佐那子が俯いて歩く晶子に気さくな感じで声を掛け、すかさず東都警備保障の名刺を差し出す。

「警備保障会社の役員さんですか?」

晶子は訝しげに佐那子を見る。

 下校時に見知らぬ、なんだか舌足らずな若い女性から声を掛けられた。

その女性からいきなり名刺を渡されると、それが名の知れた警備保障会社のものだった。

警備保障会社の表記に驚いてよくよく名刺を見れば、まだ年若い彼女の肩書が常務取締役となっている。

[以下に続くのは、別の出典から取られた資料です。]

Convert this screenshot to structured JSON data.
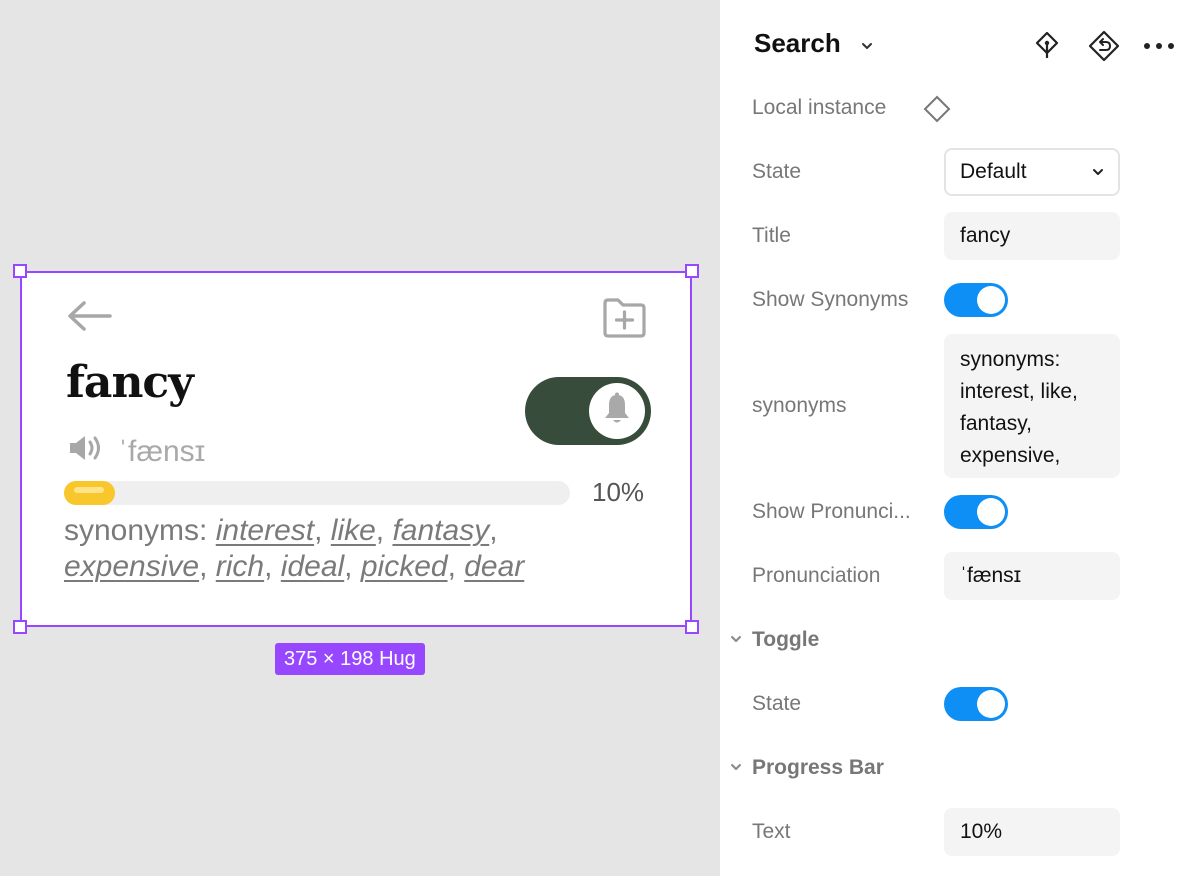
{
  "canvas": {
    "frame_size_label": "375 × 198 Hug",
    "card": {
      "title": "fancy",
      "pronunciation": "ˈfænsɪ",
      "progress_text": "10%",
      "progress_value": 0.1,
      "synonyms_prefix": "synonyms: ",
      "synonyms": [
        "interest",
        "like",
        "fantasy",
        "expensive",
        "rich",
        "ideal",
        "picked",
        "dear"
      ],
      "icons": [
        "back-arrow-icon",
        "folder-add-icon",
        "speaker-icon",
        "bell-icon"
      ],
      "toggle_color": "#374c3a",
      "progress_color": "#f7c72c"
    }
  },
  "panel": {
    "title": "Search",
    "icons": [
      "chevron-down-icon",
      "go-to-main-component-icon",
      "reset-instance-icon",
      "more-options-icon",
      "component-diamond-icon"
    ],
    "local_instance_label": "Local instance",
    "state_label": "State",
    "state_value": "Default",
    "title_label": "Title",
    "title_value": "fancy",
    "show_synonyms_label": "Show Synonyms",
    "synonyms_label": "synonyms",
    "synonyms_value_lines": [
      "synonyms:",
      "interest, like,",
      "fantasy,",
      "expensive,"
    ],
    "show_pronunciation_label": "Show Pronunci...",
    "pronunciation_label": "Pronunciation",
    "pronunciation_value": "ˈfænsɪ",
    "toggle_section": "Toggle",
    "toggle_state_label": "State",
    "progress_section": "Progress Bar",
    "text_label": "Text",
    "text_value": "10%",
    "switch_color": "#0d8ff6",
    "selection_color": "#9747ff"
  }
}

バイオリニストという仕事柄、晶子は会社の重役などと言う人士とも接点が多い。

だが晶子の交流関係では、二十歳そこそこの会社役員など見たことも聞いたことも無い。

晶子の緊張は高まり軽めだった警戒感が一挙に強まる。

妙な女の背後にはどこか見覚えのある少女がふたりいる。

晶子はそのふたりの少女が、じっとこちらを見つめているのにも気付いた。

 一人は赤毛で緑色の目をした美しい外国人だ。

もう一人はどうやら日本人らしいが、人形の様に整った顔立ちなのにこちらに投げかける視線がとても恐ろしい。

総合すれば怪しさ満点の三人組だった。

声を上げて助けを求めるか。

このまま走って逃げ出すか。

二つに一つの窮地に立たされたことを晶子は意識せざるを得ない。

だがどちらを選ぶにせよ強い意志が必要そうなことに変わりはなかった。

 

 自殺を企てそれが未遂に終わって以来のこと。

晶子を助けようとした見ず知らずの少年が、彼女の冷え切った心に住み着くようになった。

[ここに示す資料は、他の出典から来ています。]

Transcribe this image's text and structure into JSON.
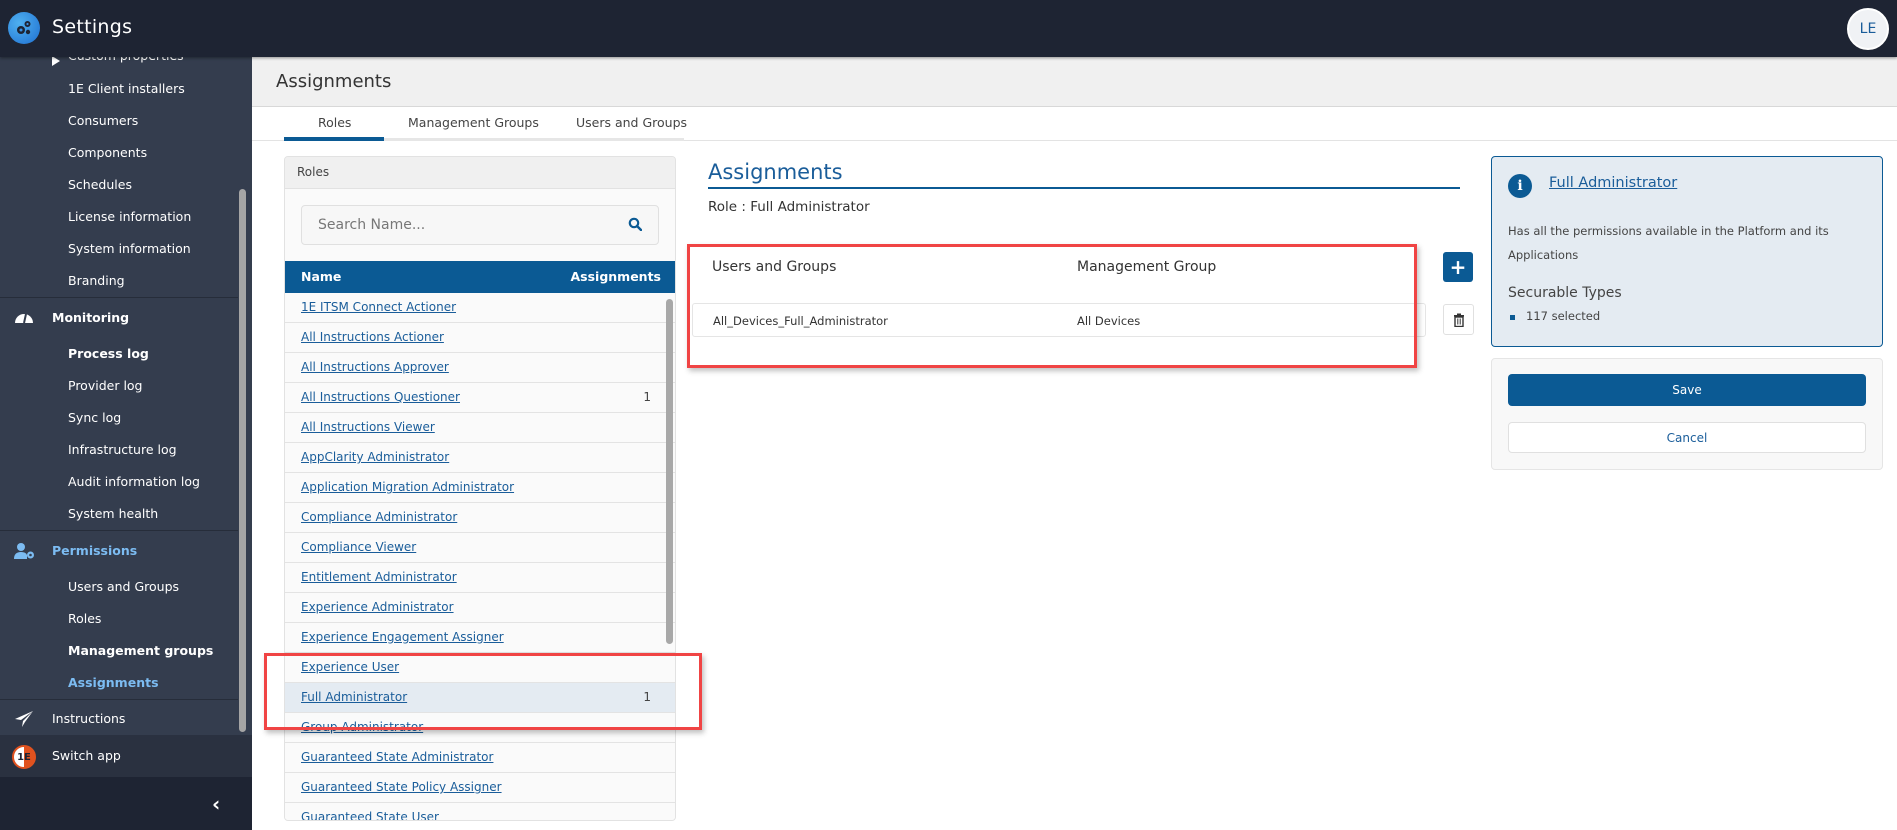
{
  "app": {
    "title": "Settings",
    "user_initials": "LE"
  },
  "sidebar": {
    "partial_item": "Custom properties",
    "settings_items": [
      "1E Client installers",
      "Consumers",
      "Components",
      "Schedules",
      "License information",
      "System information",
      "Branding"
    ],
    "monitoring": {
      "label": "Monitoring",
      "items": [
        "Process log",
        "Provider log",
        "Sync log",
        "Infrastructure log",
        "Audit information log",
        "System health"
      ]
    },
    "permissions": {
      "label": "Permissions",
      "items": [
        "Users and Groups",
        "Roles",
        "Management groups",
        "Assignments"
      ],
      "active_item": "Assignments"
    },
    "instructions_label": "Instructions",
    "switch_app_label": "Switch app",
    "collapse_icon": "chevron-left-icon"
  },
  "page": {
    "title": "Assignments",
    "tabs": [
      {
        "label": "Roles",
        "active": true
      },
      {
        "label": "Management Groups",
        "active": false
      },
      {
        "label": "Users and Groups",
        "active": false
      }
    ]
  },
  "roles_panel": {
    "title": "Roles",
    "search_placeholder": "Search Name...",
    "columns": {
      "name": "Name",
      "assignments": "Assignments"
    },
    "rows": [
      {
        "name": "1E ITSM Connect Actioner",
        "count": ""
      },
      {
        "name": "All Instructions Actioner",
        "count": ""
      },
      {
        "name": "All Instructions Approver",
        "count": ""
      },
      {
        "name": "All Instructions Questioner",
        "count": "1"
      },
      {
        "name": "All Instructions Viewer",
        "count": ""
      },
      {
        "name": "AppClarity Administrator",
        "count": ""
      },
      {
        "name": "Application Migration Administrator",
        "count": ""
      },
      {
        "name": "Compliance Administrator",
        "count": ""
      },
      {
        "name": "Compliance Viewer",
        "count": ""
      },
      {
        "name": "Entitlement Administrator",
        "count": ""
      },
      {
        "name": "Experience Administrator",
        "count": ""
      },
      {
        "name": "Experience Engagement Assigner",
        "count": ""
      },
      {
        "name": "Experience User",
        "count": ""
      },
      {
        "name": "Full Administrator",
        "count": "1",
        "selected": true
      },
      {
        "name": "Group Administrator",
        "count": ""
      },
      {
        "name": "Guaranteed State Administrator",
        "count": ""
      },
      {
        "name": "Guaranteed State Policy Assigner",
        "count": ""
      },
      {
        "name": "Guaranteed State User",
        "count": ""
      }
    ]
  },
  "assignments": {
    "title": "Assignments",
    "role_line": "Role : Full Administrator",
    "columns": {
      "users_groups": "Users and Groups",
      "management_group": "Management Group"
    },
    "rows": [
      {
        "users_groups": "All_Devices_Full_Administrator",
        "management_group": "All Devices"
      }
    ],
    "add_label": "+"
  },
  "info_card": {
    "title": "Full Administrator",
    "description": "Has all the permissions available in the Platform and its Applications",
    "section_label": "Securable Types",
    "selected_text": "117 selected"
  },
  "actions": {
    "save_label": "Save",
    "cancel_label": "Cancel"
  },
  "colors": {
    "brand": "#0b5a94",
    "header": "#1e2433",
    "sidebar": "#343d4e",
    "highlight": "#f04444",
    "active_nav": "#7cbcf2"
  }
}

最近は暇さえあれば少年のことを考えているような気がする。

そうしてふと気が付いてみれば、ここ数年来晶子の頭を離れることが無かった死への願望がほぼ払拭されていた。

 心の内で日に日に存在感を増す少年の面影に励まされた。

おかげで生きることについては以前と比べて格段に前向きになった晶子だった。

しかしこの時点では、自分を守るために攻勢防御を実行するほどの意気地はまだまだ希薄である。

現在に於いてもなお、晶子の立ち位置は生よりも死に近い所にある。

 晶子は微かに早まった動悸や身体の震えとなんとか折り合いをつけ、改めて三人の風体を注意深く観察してみる。

今のところ全く持ち合わせのない闘志を使わずに、この危地を脱する方策を見つけたい。

晶子はそう考えたのだ。

良く見れば、三人の身嗜みは上品だし視線は少し怖かったものの剣呑と言うほどでは無い。

そのことに気付けて、晶子は少し安堵する。

 当面、彼女たちと対峙しても、どうやら差し迫った危険はなさそうに思える。

そこでとりあえず話だけは聞いてみようと小さな勇気を振り絞る。

晶子は白旗を上げる代わりに自身の緊張を少し解いてみせる。